Cet article a initialement été publié le 5 décembre 2016
À quatre-vingts ans tout ronds, Mohamed Melehi est sur tous les fronts. À peine a-t-il présidé au vernissage casablancais de l’exposition réunissant ses derniers travaux picturaux à la Loft Art Gallery, qu’on le retrouvait, le lendemain, dans le Marrakech de la COP22, où il était doublement présent, avec une œuvre faisant partie du Parc de sculptures érigé, à l’occasion, dans un square du boulevard Mohammed V, de même qu’avec une toile comprise dans l’importante exposition inaugurale du MACAAL (voir TelQuel numéro 740). D’où vient à Melehi une telle énergie ? Qu’est-ce qui justifie, chez lui, une telle longévité artistique ?
Le parcours de ce Zaïlachi s’inscrit dans les débuts de l’histoire de la peinture marocaine moderne. Sa vie est un roman où se mêlent, inextricablement, création artistique, action politique et relation singulière aux nombreuses femmes ayant partagé son long et fructueux trajet. D’aucuns parlent, à son sujet, d’un formidable sens de l’opportunisme. D’autres ne cachent pas leur admiration devant un amour de la vie frisant la boulimie. Tous s’accordent sur la permanence de son talent et son admirable constance dans la création.
Lorsque Melehi y voit le jour en 1936, Asilah — ancienne cité portuaire dont le glorieux et mouvementé passé remonte à l’Antiquité — n’est plus qu’une bourgade de pêcheurs endormie, sous administration franquiste. Néanmoins, les traces d’une vieille civilité y restent perceptibles, notamment dans la quiète coexistence qu’y entretiennent les quelque 10.000 habitants autochtones — dont une forte communauté juive — avec les quelque 6000 soldats espagnols en garnison.
Installés depuis trois siècles dans la ville, en provenance de Fès, les Melehi sont une famille de qodat et de âdouls. Rompant la chaîne, le grand-père de notre héros se fait caravanier et son père grossiste en produits alimentaires. Les deux régénérant ainsi, grâce à ces activités sonnantes et trébuchantes, une position familiale aristocratique mise en péril, car due au monopole d’un savoir traditionnel désormais caduc après l’intrusion, par le protectorat, de l’administration moderne. La mère, une Rifaine, décède alors que l’enfant n’a que treize ans.
L’ami d’enfance de Mohamed Melehi est un certain Mohamed Benaïssa. La famille de ce dernier jouit aussi d’une grande considération parmi les Zaïlachis. Son père, grand propriétaire terrien, étant le descendant du fameux maître soufi du XVIe siècle, Sidi El Hadi Ben Aïssa, sans compter une grand-mère maternelle âalamia machichiya. Autant de titres qui, s’ils peuvent prêter à sourire aujourd’hui, étaient, dans ce Maroc des années 1930-1940, d’appréciables passeports sociaux.

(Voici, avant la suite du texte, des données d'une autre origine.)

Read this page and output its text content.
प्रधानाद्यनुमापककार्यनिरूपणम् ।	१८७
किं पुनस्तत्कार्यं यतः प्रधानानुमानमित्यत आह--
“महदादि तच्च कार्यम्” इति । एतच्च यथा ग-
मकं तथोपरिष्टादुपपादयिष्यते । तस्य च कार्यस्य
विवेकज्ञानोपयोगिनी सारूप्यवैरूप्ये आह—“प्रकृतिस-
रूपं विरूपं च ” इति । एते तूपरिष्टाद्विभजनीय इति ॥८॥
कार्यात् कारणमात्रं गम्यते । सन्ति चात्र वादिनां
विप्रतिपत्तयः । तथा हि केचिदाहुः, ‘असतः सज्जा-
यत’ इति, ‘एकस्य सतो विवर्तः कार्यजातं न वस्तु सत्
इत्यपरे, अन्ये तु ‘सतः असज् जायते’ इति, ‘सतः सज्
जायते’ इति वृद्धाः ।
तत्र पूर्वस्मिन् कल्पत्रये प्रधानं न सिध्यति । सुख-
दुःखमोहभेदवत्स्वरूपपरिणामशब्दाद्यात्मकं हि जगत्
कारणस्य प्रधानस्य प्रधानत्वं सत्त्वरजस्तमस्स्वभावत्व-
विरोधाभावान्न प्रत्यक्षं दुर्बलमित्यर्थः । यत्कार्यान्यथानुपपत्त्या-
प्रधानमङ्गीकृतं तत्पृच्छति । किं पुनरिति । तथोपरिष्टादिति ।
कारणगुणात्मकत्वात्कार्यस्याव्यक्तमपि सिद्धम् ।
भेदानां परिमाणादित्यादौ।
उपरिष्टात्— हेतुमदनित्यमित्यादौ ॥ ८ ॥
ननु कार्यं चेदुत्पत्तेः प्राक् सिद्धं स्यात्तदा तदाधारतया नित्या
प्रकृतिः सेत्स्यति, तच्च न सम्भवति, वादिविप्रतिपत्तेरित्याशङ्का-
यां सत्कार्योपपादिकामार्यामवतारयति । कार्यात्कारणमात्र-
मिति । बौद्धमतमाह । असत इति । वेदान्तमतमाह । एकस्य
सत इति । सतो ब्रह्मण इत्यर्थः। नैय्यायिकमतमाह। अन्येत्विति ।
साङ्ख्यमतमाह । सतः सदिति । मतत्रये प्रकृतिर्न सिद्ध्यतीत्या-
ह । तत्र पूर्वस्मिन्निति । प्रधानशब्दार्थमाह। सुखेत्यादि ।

Au contact de la Beat Generation
Qu’est-ce qui pousse le jeune homme de dix-sept ans à s’inscrire à l’École préparatoire des Beaux-arts de Tétouan ? Nous sommes en 1953, à l’apogée du mouvement beatnik. En découvrant Tanger, la grande ville la plus proche d’Asilah, le jeune bourgeois traditionnel a rencontré un monde, jusqu’ici insoupçonné par lui.
Au Café de Paris qu’il fréquente assidûment, il côtoie Paul Bowles, Brion Gysin et autres représentants de la Beat Generation. Autour de ces derniers tournoie une nuée d’artistes marocains autodidactes certes, mais déjà lancés (les Ben Allal, El Hamri, El Yacoubi… pour ne parler que des peintres). En même temps qu’à la pratique de l’art, ces derniers ont été initiés, par leurs compagnons occidentaux, à la drogue et au sexe. Melehi assure avoir observé cela de loin, se contentant de noter soigneusement, au fil des conversations, des concepts aussi nouveaux pour lui les uns que les autres. Il retient les noms de Rauschenberg et Francis Bacon.
Entre 1955 et 1964, des bourses successives, une soif de connaissances et de très belles rencontres vont mener notre Rastignac national de Tétouan à Casablanca, en passant par Séville, Madrid, Rome, Paris, Minneapolis et New York. À Séville, Melehi épouse, deux ans durant, le temps de lui faire deux enfants, Elena Ascencio, une jeune artiste. Après leur séparation, l’Espagnole se fera musulmane et s’installera à… Asilah, auprès de la famille de l’artiste dont elle restera très proche.
À Rome, il fait la connaissance du désormais mythique Gharbaoui qui y résidait alors et, par son truchement, de Pierre Restany, célèbre critique d’art français, théoricien de l’École de Paris, mais surtout, première personnalité internationale à s’intéresser de près à cette peinture marocaine moderne encore balbutiante. Melehi cultivera son amitié. La Rome de la seconde moitié des années 1950 est celle de La Dolce Vita. C’est une capitale culturelle mondiale bouillonnante. Melehi se marie avec Toni Maraïni. Celle-ci se trouve être — ô hasard de la vie ! — la fille d’un écrivain et d’une directrice de galerie d’art. C’est, justement, la Galeria Transtevere qui accueillera la première exposition individuelle de notre ami.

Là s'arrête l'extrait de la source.